Eine der sensibelsten und oft missverstandenen Fragen in der unabhängigen Vermögensverwaltung ist Bewertung. In der Praxis hängt die Bewertung in der Vermögensverwaltung von weit mehr ab als von den Zahlen auf einem Datenblatt.
Was treibt die Bewertung von Vermögensverwaltung an?
Was ist eine Firma eigentlich wert? Auf den ersten Blick scheint die Antwort einfach. Ein Unternehmen mit starken verwaltete Vermögen, langjährigen Kundenbeziehungen und stabile Umsätze sollte eine hohe Bewertung rechtfertigen. Und in vielen Fällen trifft das zu.
Die Realität ist jedoch differenzierter.
Innere Stärke bedeutet oft einen höheren Preis nach außen
Paradoxerweise ist der Moment, in dem sich ein Unternehmen intern am stärksten fühlt, oft auch der Moment, in dem es extern den größten Wert hat. Wenn Kunden vollständig integriert sind, Portfolios angelegt sind und die Beziehungen stabil sind, erreicht das Unternehmen einen Reifegrad, der es attraktiv macht für potenzielle Käufer. Die Bewertung im Vermögensmanagement erreicht daher genau dann ihren Höchststand, wenn der Tagesbetrieb ruhig verläuft.
Einfach ausgedrückt ist dies der Zeitpunkt, zu dem die Kanzlei “arbeitet”. Und logischerweise ist dies auch der Zeitpunkt, zu dem der Preis am höchsten ist. Folglich erzeugt dies eine natürliche Spannung.

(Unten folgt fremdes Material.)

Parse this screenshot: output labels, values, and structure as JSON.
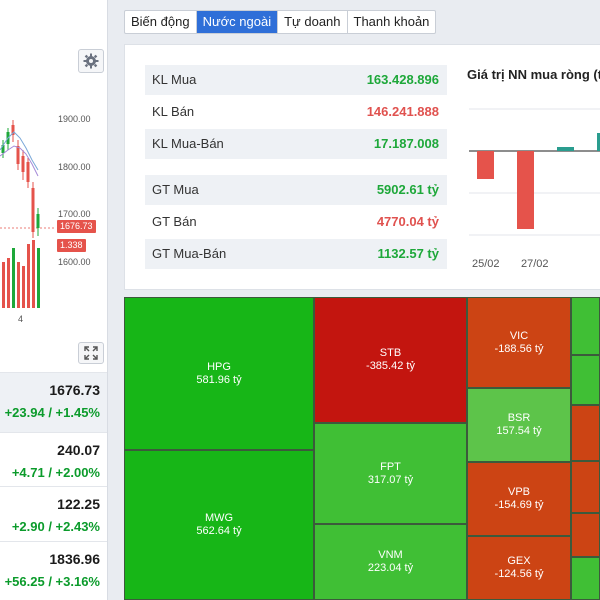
{
  "left_panel": {
    "price_levels": [
      "1900.00",
      "1800.00",
      "1700.00",
      "1600.00"
    ],
    "current_price_tag": "1676.73",
    "volume_tag": "1.338",
    "x_tick": "4",
    "colors": {
      "price_tag": "#e5534b",
      "candle_up": "#1ea83a",
      "candle_down": "#e5534b"
    },
    "indices": [
      {
        "value": "1676.73",
        "change": "+23.94 / +1.45%"
      },
      {
        "value": "240.07",
        "change": "+4.71 / +2.00%"
      },
      {
        "value": "122.25",
        "change": "+2.90 / +2.43%"
      },
      {
        "value": "1836.96",
        "change": "+56.25 / +3.16%"
      }
    ]
  },
  "tabs": [
    {
      "label": "Biến động",
      "active": false
    },
    {
      "label": "Nước ngoài",
      "active": true
    },
    {
      "label": "Tự doanh",
      "active": false
    },
    {
      "label": "Thanh khoản",
      "active": false
    }
  ],
  "stats": [
    {
      "label": "KL Mua",
      "value": "163.428.896",
      "color": "green"
    },
    {
      "label": "KL Bán",
      "value": "146.241.888",
      "color": "red"
    },
    {
      "label": "KL Mua-Bán",
      "value": "17.187.008",
      "color": "green"
    },
    {
      "label": "GT Mua",
      "value": "5902.61 tỷ",
      "color": "green"
    },
    {
      "label": "GT Bán",
      "value": "4770.04 tỷ",
      "color": "red"
    },
    {
      "label": "GT Mua-Bán",
      "value": "1132.57 tỷ",
      "color": "green"
    }
  ],
  "net_chart": {
    "title": "Giá trị NN mua ròng (t",
    "x_labels": [
      "25/02",
      "27/02"
    ],
    "colors": {
      "negative": "#e5534b",
      "positive": "#2a9d8f"
    }
  },
  "treemap": {
    "unit": "tỷ",
    "cells": [
      {
        "symbol": "HPG",
        "value": "581.96 tỷ",
        "color": "#17b617"
      },
      {
        "symbol": "MWG",
        "value": "562.64 tỷ",
        "color": "#17b617"
      },
      {
        "symbol": "STB",
        "value": "-385.42 tỷ",
        "color": "#c3150f"
      },
      {
        "symbol": "FPT",
        "value": "317.07 tỷ",
        "color": "#40bf35"
      },
      {
        "symbol": "VNM",
        "value": "223.04 tỷ",
        "color": "#40bf35"
      },
      {
        "symbol": "VIC",
        "value": "-188.56 tỷ",
        "color": "#cc4414"
      },
      {
        "symbol": "BSR",
        "value": "157.54 tỷ",
        "color": "#5dc44a"
      },
      {
        "symbol": "VPB",
        "value": "-154.69 tỷ",
        "color": "#cc4414"
      },
      {
        "symbol": "GEX",
        "value": "-124.56 tỷ",
        "color": "#cc4414"
      }
    ]
  }
}
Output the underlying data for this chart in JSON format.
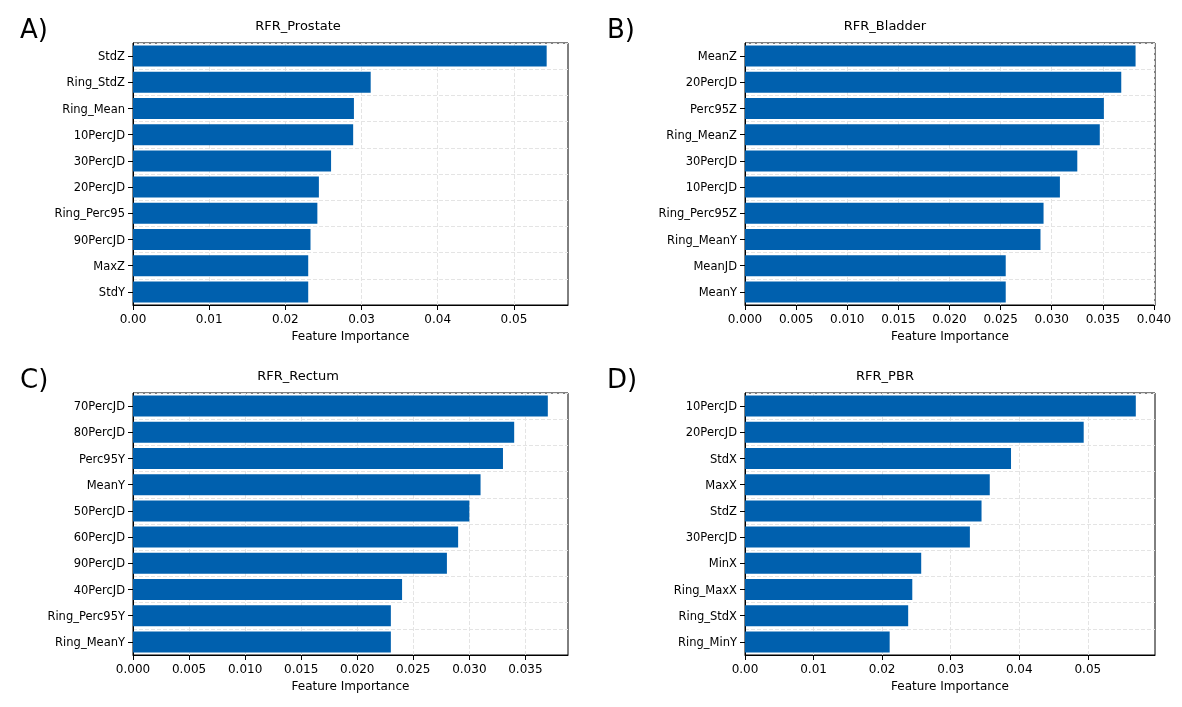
{
  "chart_data": [
    {
      "type": "bar",
      "orientation": "horizontal",
      "title": "RFR_Prostate",
      "xlabel": "Feature Importance",
      "annotations": [
        "A)"
      ],
      "grid": true,
      "color": "#0060ae",
      "categories": [
        "StdZ",
        "Ring_StdZ",
        "Ring_Mean",
        "10PercJD",
        "30PercJD",
        "20PercJD",
        "Ring_Perc95",
        "90PercJD",
        "MaxZ",
        "StdY"
      ],
      "values": [
        0.0543,
        0.0312,
        0.029,
        0.0289,
        0.026,
        0.0244,
        0.0242,
        0.0233,
        0.023,
        0.023
      ],
      "xlim": [
        0,
        0.0571
      ],
      "xticks": [
        {
          "value": 0,
          "label": "0.00"
        },
        {
          "value": 0.01,
          "label": "0.01"
        },
        {
          "value": 0.02,
          "label": "0.02"
        },
        {
          "value": 0.03,
          "label": "0.03"
        },
        {
          "value": 0.04,
          "label": "0.04"
        },
        {
          "value": 0.05,
          "label": "0.05"
        }
      ]
    },
    {
      "type": "bar",
      "orientation": "horizontal",
      "title": "RFR_Bladder",
      "xlabel": "Feature Importance",
      "annotations": [
        "B)"
      ],
      "grid": true,
      "color": "#0060ae",
      "categories": [
        "MeanZ",
        "20PercJD",
        "Perc95Z",
        "Ring_MeanZ",
        "30PercJD",
        "10PercJD",
        "Ring_Perc95Z",
        "Ring_MeanY",
        "MeanJD",
        "MeanY"
      ],
      "values": [
        0.0382,
        0.0368,
        0.0351,
        0.0347,
        0.0325,
        0.0308,
        0.0292,
        0.0289,
        0.0255,
        0.0255
      ],
      "xlim": [
        0,
        0.0401
      ],
      "xticks": [
        {
          "value": 0,
          "label": "0.000"
        },
        {
          "value": 0.005,
          "label": "0.005"
        },
        {
          "value": 0.01,
          "label": "0.010"
        },
        {
          "value": 0.015,
          "label": "0.015"
        },
        {
          "value": 0.02,
          "label": "0.020"
        },
        {
          "value": 0.025,
          "label": "0.025"
        },
        {
          "value": 0.03,
          "label": "0.030"
        },
        {
          "value": 0.035,
          "label": "0.035"
        },
        {
          "value": 0.04,
          "label": "0.040"
        }
      ]
    },
    {
      "type": "bar",
      "orientation": "horizontal",
      "title": "RFR_Rectum",
      "xlabel": "Feature Importance",
      "annotations": [
        "C)"
      ],
      "grid": true,
      "color": "#0060ae",
      "categories": [
        "70PercJD",
        "80PercJD",
        "Perc95Y",
        "MeanY",
        "50PercJD",
        "60PercJD",
        "90PercJD",
        "40PercJD",
        "Ring_Perc95Y",
        "Ring_MeanY"
      ],
      "values": [
        0.037,
        0.034,
        0.033,
        0.031,
        0.03,
        0.029,
        0.028,
        0.024,
        0.023,
        0.023
      ],
      "xlim": [
        0,
        0.0388
      ],
      "xticks": [
        {
          "value": 0,
          "label": "0.000"
        },
        {
          "value": 0.005,
          "label": "0.005"
        },
        {
          "value": 0.01,
          "label": "0.010"
        },
        {
          "value": 0.015,
          "label": "0.015"
        },
        {
          "value": 0.02,
          "label": "0.020"
        },
        {
          "value": 0.025,
          "label": "0.025"
        },
        {
          "value": 0.03,
          "label": "0.030"
        },
        {
          "value": 0.035,
          "label": "0.035"
        }
      ]
    },
    {
      "type": "bar",
      "orientation": "horizontal",
      "title": "RFR_PBR",
      "xlabel": "Feature Importance",
      "annotations": [
        "D)"
      ],
      "grid": true,
      "color": "#0060ae",
      "categories": [
        "10PercJD",
        "20PercJD",
        "StdX",
        "MaxX",
        "StdZ",
        "30PercJD",
        "MinX",
        "Ring_MaxX",
        "Ring_StdX",
        "Ring_MinY"
      ],
      "values": [
        0.057,
        0.0494,
        0.0388,
        0.0357,
        0.0345,
        0.0328,
        0.0257,
        0.0244,
        0.0238,
        0.0211
      ],
      "xlim": [
        0,
        0.0598
      ],
      "xticks": [
        {
          "value": 0,
          "label": "0.00"
        },
        {
          "value": 0.01,
          "label": "0.01"
        },
        {
          "value": 0.02,
          "label": "0.02"
        },
        {
          "value": 0.03,
          "label": "0.03"
        },
        {
          "value": 0.04,
          "label": "0.04"
        },
        {
          "value": 0.05,
          "label": "0.05"
        }
      ]
    }
  ]
}
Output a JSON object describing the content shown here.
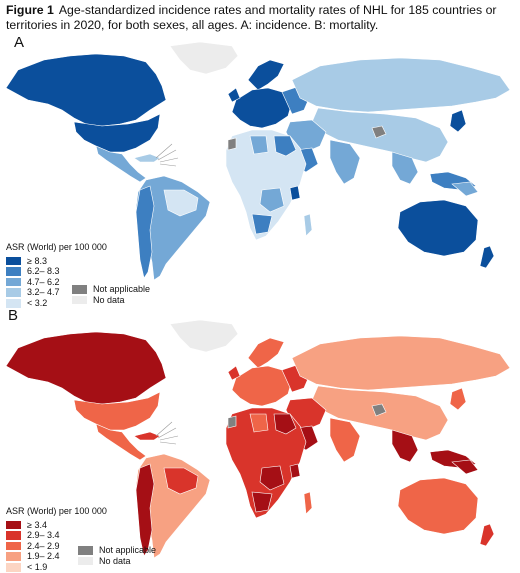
{
  "figure": {
    "label": "Figure 1",
    "caption": "Age-standardized incidence rates and mortality rates of NHL for 185 countries or territories in 2020, for both sexes, all ages. A: incidence. B: mortality."
  },
  "panels": [
    {
      "letter": "A",
      "legend_title": "ASR (World) per 100 000",
      "classes": [
        {
          "label": "≥ 8.3",
          "color": "#0b4f9c"
        },
        {
          "label": "6.2– 8.3",
          "color": "#3d7fc1"
        },
        {
          "label": "4.7– 6.2",
          "color": "#74a8d6"
        },
        {
          "label": "3.2– 4.7",
          "color": "#a8cbe6"
        },
        {
          "label": "< 3.2",
          "color": "#d4e5f3"
        }
      ],
      "not_applicable": {
        "label": "Not applicable",
        "color": "#808080"
      },
      "no_data": {
        "label": "No data",
        "color": "#ececec"
      }
    },
    {
      "letter": "B",
      "legend_title": "ASR (World) per 100 000",
      "classes": [
        {
          "label": "≥ 3.4",
          "color": "#a50f15"
        },
        {
          "label": "2.9– 3.4",
          "color": "#d9342b"
        },
        {
          "label": "2.4– 2.9",
          "color": "#ef6548"
        },
        {
          "label": "1.9– 2.4",
          "color": "#f7a182"
        },
        {
          "label": "< 1.9",
          "color": "#fcd5c3"
        }
      ],
      "not_applicable": {
        "label": "Not applicable",
        "color": "#808080"
      },
      "no_data": {
        "label": "No data",
        "color": "#ececec"
      }
    }
  ]
}
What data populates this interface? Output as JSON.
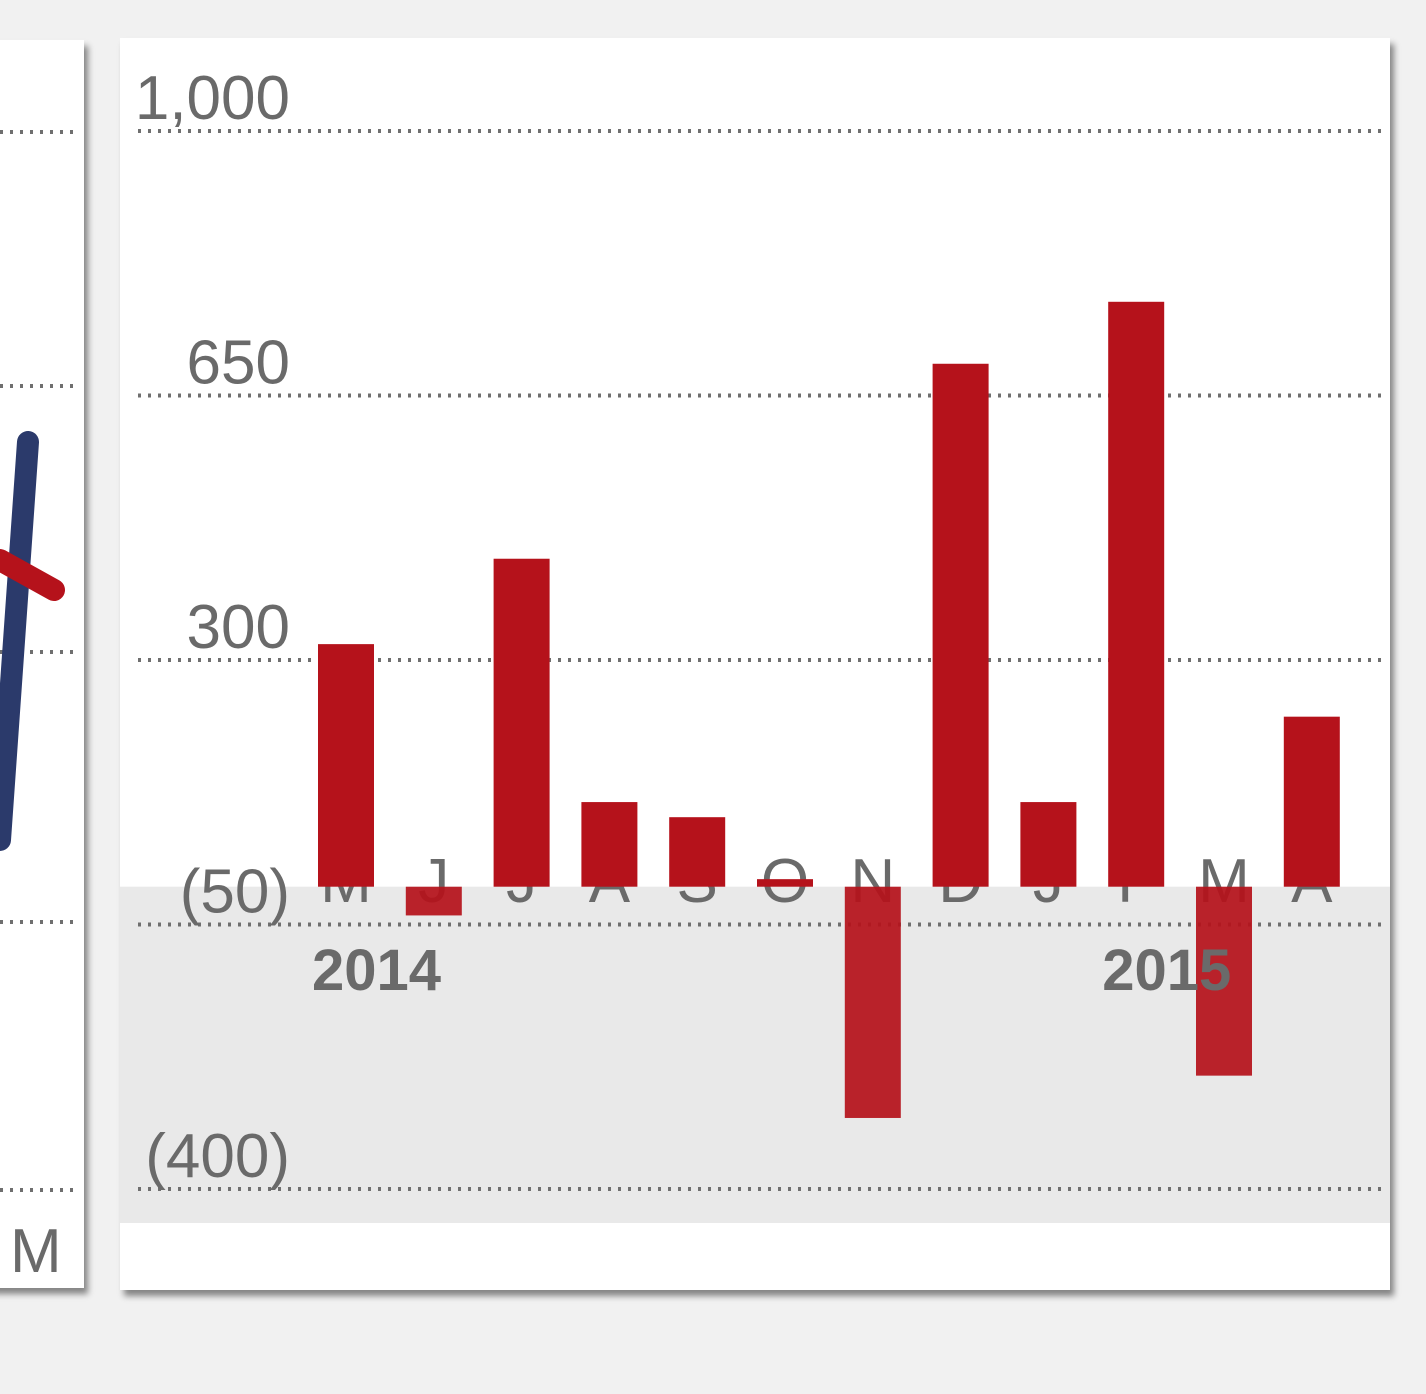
{
  "colors": {
    "bar": "#b5121b",
    "line_blue": "#2b3a6b",
    "negative_region": "#e9e9e9",
    "gridline": "#6f6f6f",
    "text": "#6a6a6a",
    "label_on_bar": "#7a7a6a"
  },
  "left_panel": {
    "x_label": "M"
  },
  "chart_data": {
    "type": "bar",
    "categories": [
      "M",
      "J",
      "J",
      "A",
      "S",
      "O",
      "N",
      "D",
      "J",
      "F",
      "M",
      "A"
    ],
    "year_labels": [
      {
        "label": "2014",
        "category_index": 0
      },
      {
        "label": "2015",
        "category_index": 9
      }
    ],
    "values": [
      321,
      -38,
      434,
      112,
      92,
      10,
      -306,
      692,
      112,
      774,
      -250,
      225
    ],
    "ylim": [
      -400,
      1000
    ],
    "yticks": [
      1000,
      650,
      300,
      -50,
      -400
    ],
    "ytick_labels": [
      "1,000",
      "650",
      "300",
      "(50)",
      "(400)"
    ],
    "grid": true,
    "title": "",
    "xlabel": "",
    "ylabel": ""
  }
}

Gründer und Investoren interpretieren dieselben Zahlen unterschiedlich
Aus Sicht des Gründers ist dies die Phase, in der das Unternehmen endlich den vollen wirtschaftlichen Nutzen aus den jahrelangen Anstrengungen zieht. Die Umsätze sind stabil, die Rentabilität ist erkennbar, und das Unternehmen hat das anfängliche unternehmerische Risiko weitgehend abgefedert.
Gleichzeitig ist dies aus Anlegersicht genau der Moment des Einstiegs. Darüber hinaus, privates Eigenkapital, … sucht insbesondere keine Unsicherheiten in der Anfangsphase. Gesucht werden vorhersehbare Cashflows, stabile Kundenbeziehungen und skalierbare Strukturen. Mit anderen Worten: Gesucht werden Unternehmen, die sich bereits bewährt haben.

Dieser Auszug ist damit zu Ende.